For the New York Giant wide receiver Plaxico Burress, his game-winning catch in last season's Super Bowl stood as the highlight of a big-play career marred by a me-first attitude, suspensions and fines.
Monday, Burress was back in the limelight, surrendering to authorities at a Manhattan police station. it's the latest twist in a bizarre shooting scandal that has set the tabloids aflame and re-ignited the issue of athletes and guns.
"Mr. Burress is a serious professional athlete in a difficult legal situation, and he intends to handle it in a responsible fashion," said his attorney, Benjamin Brafman.
For Burress, it began inside a New York nightclub late last Friday night when - believe it or not - he accidentaly shot himself through the thigh with a semi-automatic pistol.

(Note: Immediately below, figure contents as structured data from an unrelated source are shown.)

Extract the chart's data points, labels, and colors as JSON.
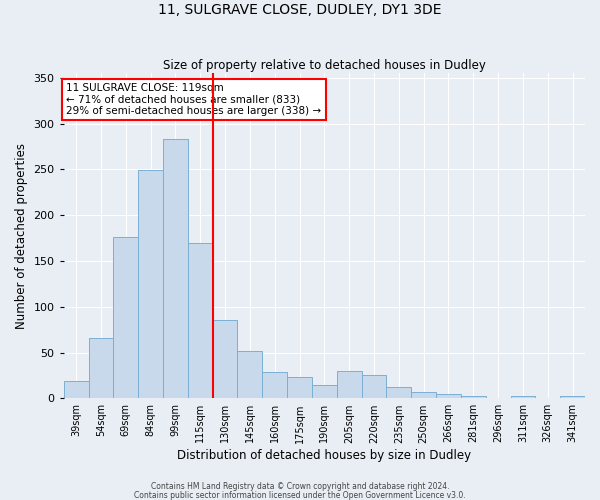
{
  "title": "11, SULGRAVE CLOSE, DUDLEY, DY1 3DE",
  "subtitle": "Size of property relative to detached houses in Dudley",
  "xlabel": "Distribution of detached houses by size in Dudley",
  "ylabel": "Number of detached properties",
  "footnote1": "Contains HM Land Registry data © Crown copyright and database right 2024.",
  "footnote2": "Contains public sector information licensed under the Open Government Licence v3.0.",
  "bar_labels": [
    "39sqm",
    "54sqm",
    "69sqm",
    "84sqm",
    "99sqm",
    "115sqm",
    "130sqm",
    "145sqm",
    "160sqm",
    "175sqm",
    "190sqm",
    "205sqm",
    "220sqm",
    "235sqm",
    "250sqm",
    "266sqm",
    "281sqm",
    "296sqm",
    "311sqm",
    "326sqm",
    "341sqm"
  ],
  "bar_values": [
    19,
    66,
    176,
    249,
    283,
    170,
    85,
    52,
    29,
    23,
    15,
    30,
    25,
    12,
    7,
    5,
    2,
    0,
    3,
    0,
    2
  ],
  "bar_color": "#c8d9ec",
  "bar_edge_color": "#7aafd4",
  "ylim": [
    0,
    355
  ],
  "yticks": [
    0,
    50,
    100,
    150,
    200,
    250,
    300,
    350
  ],
  "vline_x_index": 5.5,
  "vline_color": "red",
  "annotation_title": "11 SULGRAVE CLOSE: 119sqm",
  "annotation_line1": "← 71% of detached houses are smaller (833)",
  "annotation_line2": "29% of semi-detached houses are larger (338) →",
  "annotation_box_color": "red",
  "background_color": "#e8eef4",
  "grid_color": "#ffffff",
  "fig_width": 6.0,
  "fig_height": 5.0,
  "dpi": 100
}
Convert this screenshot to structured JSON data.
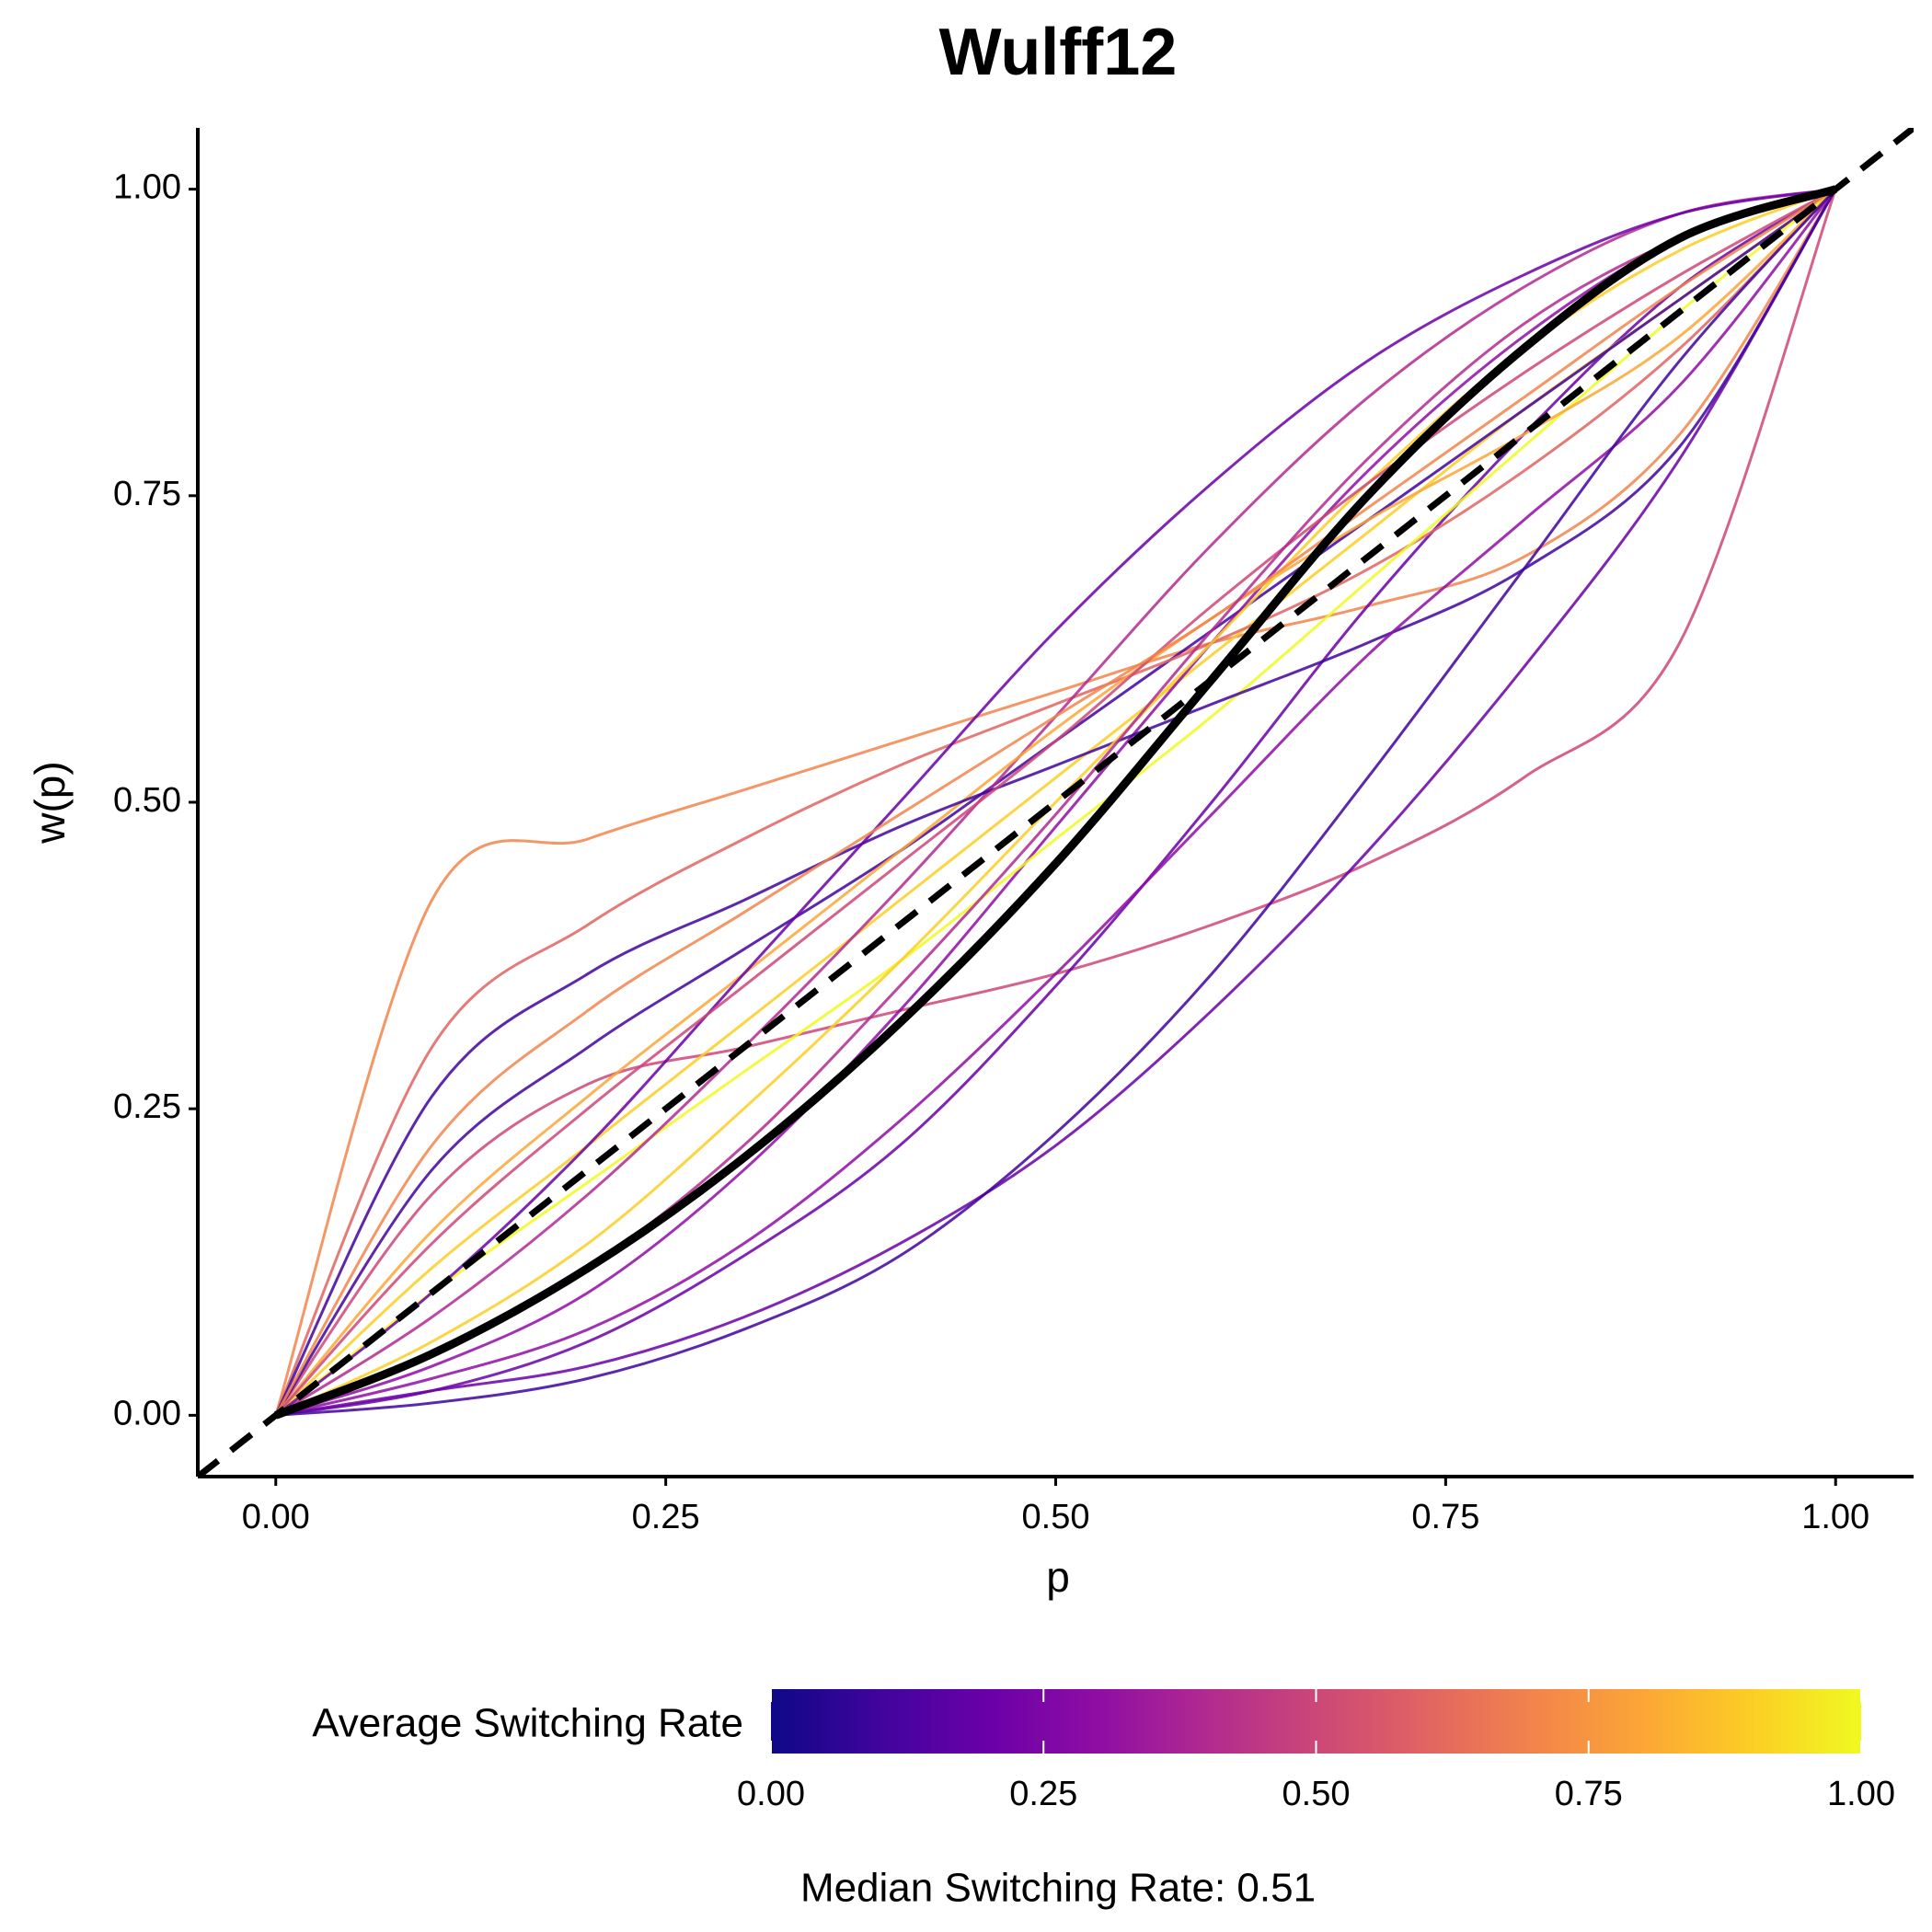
{
  "chart_data": {
    "type": "line",
    "title": "Wulff12",
    "xlabel": "p",
    "ylabel": "w(p)",
    "x": [
      0,
      0.1,
      0.2,
      0.3,
      0.4,
      0.5,
      0.6,
      0.7,
      0.8,
      0.9,
      1
    ],
    "xlim": [
      -0.05,
      1.05
    ],
    "ylim": [
      -0.05,
      1.05
    ],
    "xticks": [
      {
        "value": 0,
        "label": "0.00"
      },
      {
        "value": 0.25,
        "label": "0.25"
      },
      {
        "value": 0.5,
        "label": "0.50"
      },
      {
        "value": 0.75,
        "label": "0.75"
      },
      {
        "value": 1,
        "label": "1.00"
      }
    ],
    "yticks": [
      {
        "value": 0,
        "label": "0.00"
      },
      {
        "value": 0.25,
        "label": "0.25"
      },
      {
        "value": 0.5,
        "label": "0.50"
      },
      {
        "value": 0.75,
        "label": "0.75"
      },
      {
        "value": 1,
        "label": "1.00"
      }
    ],
    "diagonal": true,
    "series": [
      {
        "color": "#f2844b",
        "values": [
          0,
          0.42,
          0.47,
          0.51,
          0.55,
          0.59,
          0.63,
          0.66,
          0.7,
          0.8,
          1
        ]
      },
      {
        "color": "#cc4778",
        "values": [
          0,
          0.18,
          0.27,
          0.3,
          0.33,
          0.36,
          0.4,
          0.45,
          0.52,
          0.63,
          1
        ]
      },
      {
        "color": "#6a00a8",
        "values": [
          0,
          0.02,
          0.06,
          0.13,
          0.22,
          0.35,
          0.5,
          0.66,
          0.8,
          0.92,
          1
        ]
      },
      {
        "color": "#fcce25",
        "values": [
          0,
          0.12,
          0.22,
          0.32,
          0.42,
          0.52,
          0.62,
          0.72,
          0.82,
          0.91,
          1
        ]
      },
      {
        "color": "#41049d",
        "values": [
          0,
          0.2,
          0.3,
          0.38,
          0.46,
          0.55,
          0.64,
          0.73,
          0.82,
          0.91,
          1
        ]
      },
      {
        "color": "#e16462",
        "values": [
          0,
          0.3,
          0.4,
          0.47,
          0.53,
          0.58,
          0.63,
          0.69,
          0.77,
          0.87,
          1
        ]
      },
      {
        "color": "#8f0da4",
        "values": [
          0,
          0.04,
          0.1,
          0.2,
          0.33,
          0.48,
          0.63,
          0.77,
          0.88,
          0.96,
          1
        ]
      },
      {
        "color": "#f0f921",
        "values": [
          0,
          0.1,
          0.19,
          0.28,
          0.37,
          0.47,
          0.57,
          0.68,
          0.79,
          0.9,
          1
        ]
      },
      {
        "color": "#6a00a8",
        "values": [
          0,
          0.02,
          0.04,
          0.08,
          0.14,
          0.22,
          0.33,
          0.46,
          0.61,
          0.78,
          1
        ]
      },
      {
        "color": "#b12a90",
        "values": [
          0,
          0.08,
          0.18,
          0.3,
          0.43,
          0.57,
          0.71,
          0.83,
          0.92,
          0.98,
          1
        ]
      },
      {
        "color": "#fca636",
        "values": [
          0,
          0.15,
          0.26,
          0.36,
          0.46,
          0.56,
          0.65,
          0.73,
          0.8,
          0.88,
          1
        ]
      },
      {
        "color": "#41049d",
        "values": [
          0,
          0.26,
          0.36,
          0.42,
          0.48,
          0.53,
          0.58,
          0.63,
          0.69,
          0.79,
          1
        ]
      },
      {
        "color": "#8f0da4",
        "values": [
          0,
          0.03,
          0.07,
          0.14,
          0.24,
          0.36,
          0.49,
          0.62,
          0.73,
          0.84,
          1
        ]
      },
      {
        "color": "#fcce25",
        "values": [
          0,
          0.06,
          0.14,
          0.25,
          0.37,
          0.5,
          0.63,
          0.76,
          0.87,
          0.95,
          1
        ]
      },
      {
        "color": "#6a00a8",
        "values": [
          0,
          0.1,
          0.22,
          0.36,
          0.5,
          0.64,
          0.76,
          0.86,
          0.93,
          0.98,
          1
        ]
      },
      {
        "color": "#cc4778",
        "values": [
          0,
          0.14,
          0.25,
          0.35,
          0.45,
          0.55,
          0.66,
          0.76,
          0.85,
          0.93,
          1
        ]
      },
      {
        "color": "#41049d",
        "values": [
          0,
          0.01,
          0.03,
          0.07,
          0.13,
          0.23,
          0.36,
          0.52,
          0.69,
          0.86,
          1
        ]
      },
      {
        "color": "#f2844b",
        "values": [
          0,
          0.22,
          0.33,
          0.41,
          0.49,
          0.57,
          0.65,
          0.74,
          0.83,
          0.92,
          1
        ]
      },
      {
        "color": "#b12a90",
        "values": [
          0,
          0.05,
          0.12,
          0.22,
          0.35,
          0.49,
          0.64,
          0.78,
          0.89,
          0.96,
          1
        ]
      },
      {
        "color": "#000000",
        "style": "thick",
        "values": [
          0,
          0.05,
          0.12,
          0.21,
          0.32,
          0.45,
          0.6,
          0.75,
          0.87,
          0.96,
          1
        ]
      }
    ],
    "colorbar": {
      "title": "Average Switching Rate",
      "lim": [
        0,
        1
      ],
      "colors": [
        "#0d0887",
        "#41049d",
        "#6a00a8",
        "#8f0da4",
        "#b12a90",
        "#cc4778",
        "#e16462",
        "#f2844b",
        "#fca636",
        "#fcce25",
        "#f0f921"
      ],
      "ticks": [
        {
          "value": 0,
          "label": "0.00"
        },
        {
          "value": 0.25,
          "label": "0.25"
        },
        {
          "value": 0.5,
          "label": "0.50"
        },
        {
          "value": 0.75,
          "label": "0.75"
        },
        {
          "value": 1,
          "label": "1.00"
        }
      ]
    },
    "caption": "Median Switching Rate: 0.51"
  }
}
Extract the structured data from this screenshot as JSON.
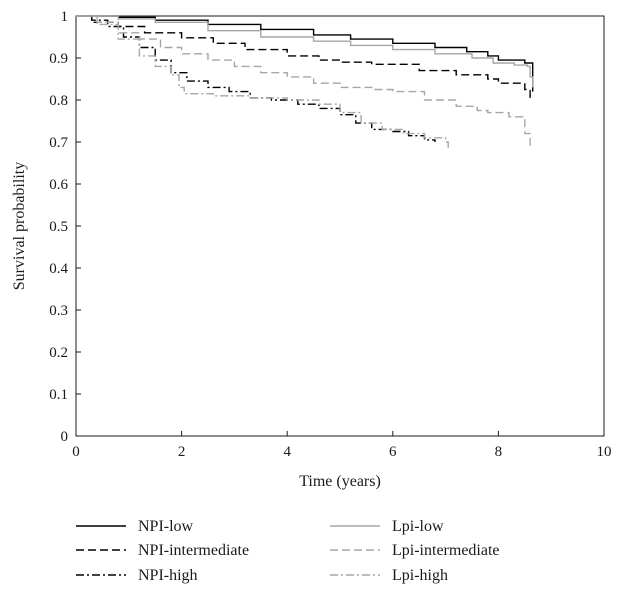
{
  "chart_data": {
    "type": "line",
    "subtype": "kaplan-meier step curves",
    "title": "",
    "xlabel": "Time (years)",
    "ylabel": "Survival probability",
    "xlim": [
      0,
      10
    ],
    "ylim": [
      0,
      1
    ],
    "x_ticks": [
      "0",
      "2",
      "4",
      "6",
      "8",
      "10"
    ],
    "y_ticks": [
      "0",
      "0.1",
      "0.2",
      "0.3",
      "0.4",
      "0.5",
      "0.6",
      "0.7",
      "0.8",
      "0.9",
      "1"
    ],
    "grid": false,
    "legend_position": "bottom",
    "series": [
      {
        "name": "NPI-low",
        "color": "#000000",
        "dash": "solid",
        "points": [
          [
            0,
            1
          ],
          [
            0.8,
            0.997
          ],
          [
            1.5,
            0.99
          ],
          [
            2.5,
            0.98
          ],
          [
            3.5,
            0.968
          ],
          [
            4.5,
            0.955
          ],
          [
            5.2,
            0.945
          ],
          [
            6.0,
            0.935
          ],
          [
            6.8,
            0.925
          ],
          [
            7.4,
            0.915
          ],
          [
            7.8,
            0.905
          ],
          [
            8.0,
            0.895
          ],
          [
            8.5,
            0.888
          ],
          [
            8.65,
            0.888
          ],
          [
            8.65,
            0.82
          ]
        ]
      },
      {
        "name": "NPI-intermediate",
        "color": "#000000",
        "dash": "dashed",
        "points": [
          [
            0,
            1
          ],
          [
            0.3,
            0.985
          ],
          [
            0.8,
            0.975
          ],
          [
            1.3,
            0.96
          ],
          [
            2.0,
            0.948
          ],
          [
            2.6,
            0.935
          ],
          [
            3.2,
            0.92
          ],
          [
            4.0,
            0.905
          ],
          [
            4.6,
            0.895
          ],
          [
            5.0,
            0.89
          ],
          [
            5.6,
            0.885
          ],
          [
            6.3,
            0.885
          ],
          [
            6.5,
            0.87
          ],
          [
            7.2,
            0.86
          ],
          [
            7.8,
            0.85
          ],
          [
            8.0,
            0.84
          ],
          [
            8.4,
            0.84
          ],
          [
            8.5,
            0.825
          ],
          [
            8.6,
            0.8
          ]
        ]
      },
      {
        "name": "NPI-high",
        "color": "#000000",
        "dash": "dashdot",
        "points": [
          [
            0,
            1
          ],
          [
            0.3,
            0.99
          ],
          [
            0.6,
            0.975
          ],
          [
            0.9,
            0.95
          ],
          [
            1.2,
            0.925
          ],
          [
            1.5,
            0.895
          ],
          [
            1.8,
            0.865
          ],
          [
            2.1,
            0.845
          ],
          [
            2.5,
            0.83
          ],
          [
            2.9,
            0.82
          ],
          [
            3.3,
            0.805
          ],
          [
            3.7,
            0.8
          ],
          [
            4.2,
            0.79
          ],
          [
            4.6,
            0.78
          ],
          [
            5.0,
            0.765
          ],
          [
            5.3,
            0.745
          ],
          [
            5.6,
            0.73
          ],
          [
            6.0,
            0.725
          ],
          [
            6.3,
            0.715
          ],
          [
            6.6,
            0.705
          ],
          [
            6.8,
            0.7
          ]
        ]
      },
      {
        "name": "Lpi-low",
        "color": "#a6a6a6",
        "dash": "solid",
        "points": [
          [
            0,
            1
          ],
          [
            0.8,
            0.993
          ],
          [
            1.5,
            0.985
          ],
          [
            2.5,
            0.965
          ],
          [
            3.5,
            0.95
          ],
          [
            4.5,
            0.94
          ],
          [
            5.2,
            0.93
          ],
          [
            6.0,
            0.92
          ],
          [
            6.8,
            0.91
          ],
          [
            7.5,
            0.9
          ],
          [
            7.9,
            0.888
          ],
          [
            8.3,
            0.883
          ],
          [
            8.55,
            0.88
          ],
          [
            8.6,
            0.855
          ],
          [
            8.65,
            0.83
          ]
        ]
      },
      {
        "name": "Lpi-intermediate",
        "color": "#a6a6a6",
        "dash": "dashed",
        "points": [
          [
            0,
            1
          ],
          [
            0.4,
            0.985
          ],
          [
            0.8,
            0.96
          ],
          [
            1.2,
            0.945
          ],
          [
            1.6,
            0.925
          ],
          [
            2.0,
            0.91
          ],
          [
            2.5,
            0.895
          ],
          [
            3.0,
            0.88
          ],
          [
            3.5,
            0.865
          ],
          [
            4.0,
            0.855
          ],
          [
            4.5,
            0.84
          ],
          [
            5.0,
            0.83
          ],
          [
            5.6,
            0.825
          ],
          [
            6.0,
            0.82
          ],
          [
            6.6,
            0.8
          ],
          [
            7.2,
            0.785
          ],
          [
            7.6,
            0.775
          ],
          [
            7.8,
            0.77
          ],
          [
            8.2,
            0.76
          ],
          [
            8.5,
            0.72
          ],
          [
            8.6,
            0.69
          ]
        ]
      },
      {
        "name": "Lpi-high",
        "color": "#a6a6a6",
        "dash": "dashdot",
        "points": [
          [
            0,
            1
          ],
          [
            0.4,
            0.98
          ],
          [
            0.8,
            0.945
          ],
          [
            1.2,
            0.905
          ],
          [
            1.5,
            0.88
          ],
          [
            1.8,
            0.86
          ],
          [
            1.95,
            0.83
          ],
          [
            2.05,
            0.815
          ],
          [
            2.6,
            0.81
          ],
          [
            3.3,
            0.805
          ],
          [
            4.0,
            0.8
          ],
          [
            4.6,
            0.79
          ],
          [
            5.0,
            0.77
          ],
          [
            5.4,
            0.745
          ],
          [
            5.8,
            0.73
          ],
          [
            6.2,
            0.72
          ],
          [
            6.6,
            0.71
          ],
          [
            7.0,
            0.7
          ],
          [
            7.05,
            0.685
          ]
        ]
      }
    ]
  }
}
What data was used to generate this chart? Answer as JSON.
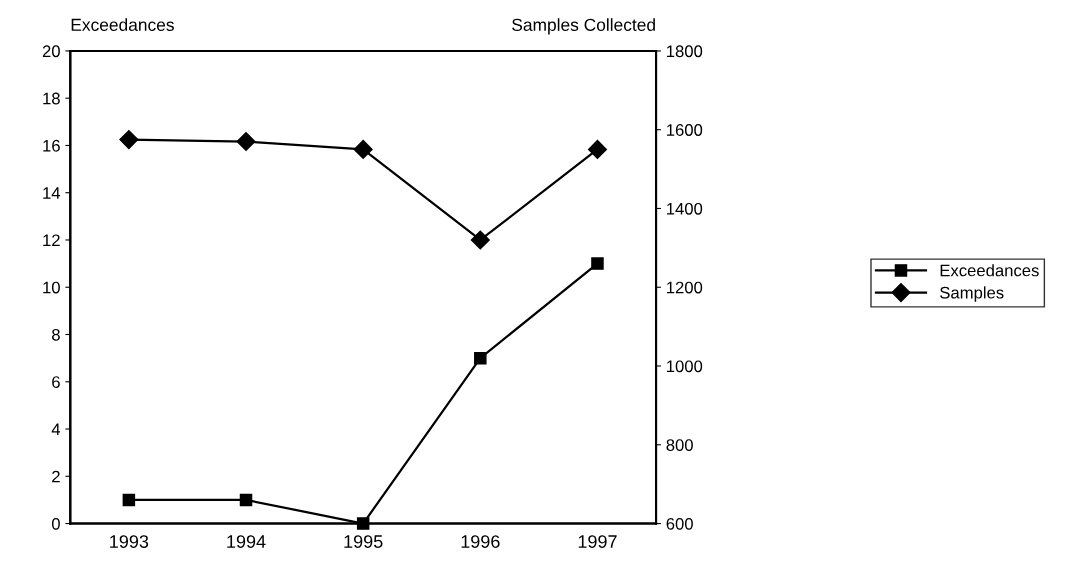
{
  "chart_data": {
    "type": "line",
    "ylabel": "Exceedances",
    "y2label": "Samples Collected",
    "categories": [
      "1993",
      "1994",
      "1995",
      "1996",
      "1997"
    ],
    "series": [
      {
        "name": "Exceedances",
        "color": "#000000",
        "marker": "square",
        "values": [
          1,
          1,
          0,
          7,
          11
        ]
      },
      {
        "name": "Samples",
        "color": "#000000",
        "marker": "diamond",
        "axis": "y2",
        "values": [
          1575,
          1570,
          1550,
          1320,
          1550
        ]
      }
    ],
    "ylim": [
      0,
      20
    ],
    "yticks": [
      0,
      2,
      4,
      6,
      8,
      10,
      12,
      14,
      16,
      18,
      20
    ],
    "y2lim": [
      600,
      1800
    ],
    "y2ticks": [
      600,
      800,
      1000,
      1200,
      1400,
      1600,
      1800
    ],
    "grid": false,
    "legend": "right",
    "line_style": "solid"
  }
}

According to published reports, Burress was carrying the unlicensed weapon for protection. The gun went off after it began slipping down the inside of his sweatpants, and Burress fumbled while trying to reach it.
A bleeding Burress then reportedly tried to cover it all up, frantically passing the pistol off to teammate Antonio Pierce and enlisting club employees not to alert authorities before checking into New York Presbyterian hospital under an assumed name at 2:45 a.m.
In the last three years, more than two dozen professional athletes have been involved in gun-related charges. Attorney David Cornwell has represented several of them.
"Certainly they find themselves in situations where there's a potential for risk, whether or not that necessarily follows to the need to carry a gun, I think that's a personal decision," Cornwall said.
Burress, who today pleaded not guilty to felony charges of criminal possession of a handgun, reportedly joked about the shooting with a teammate. But there's nothing funny about a potential sentence of up to seven years in prison, or the end of a star-crossed career.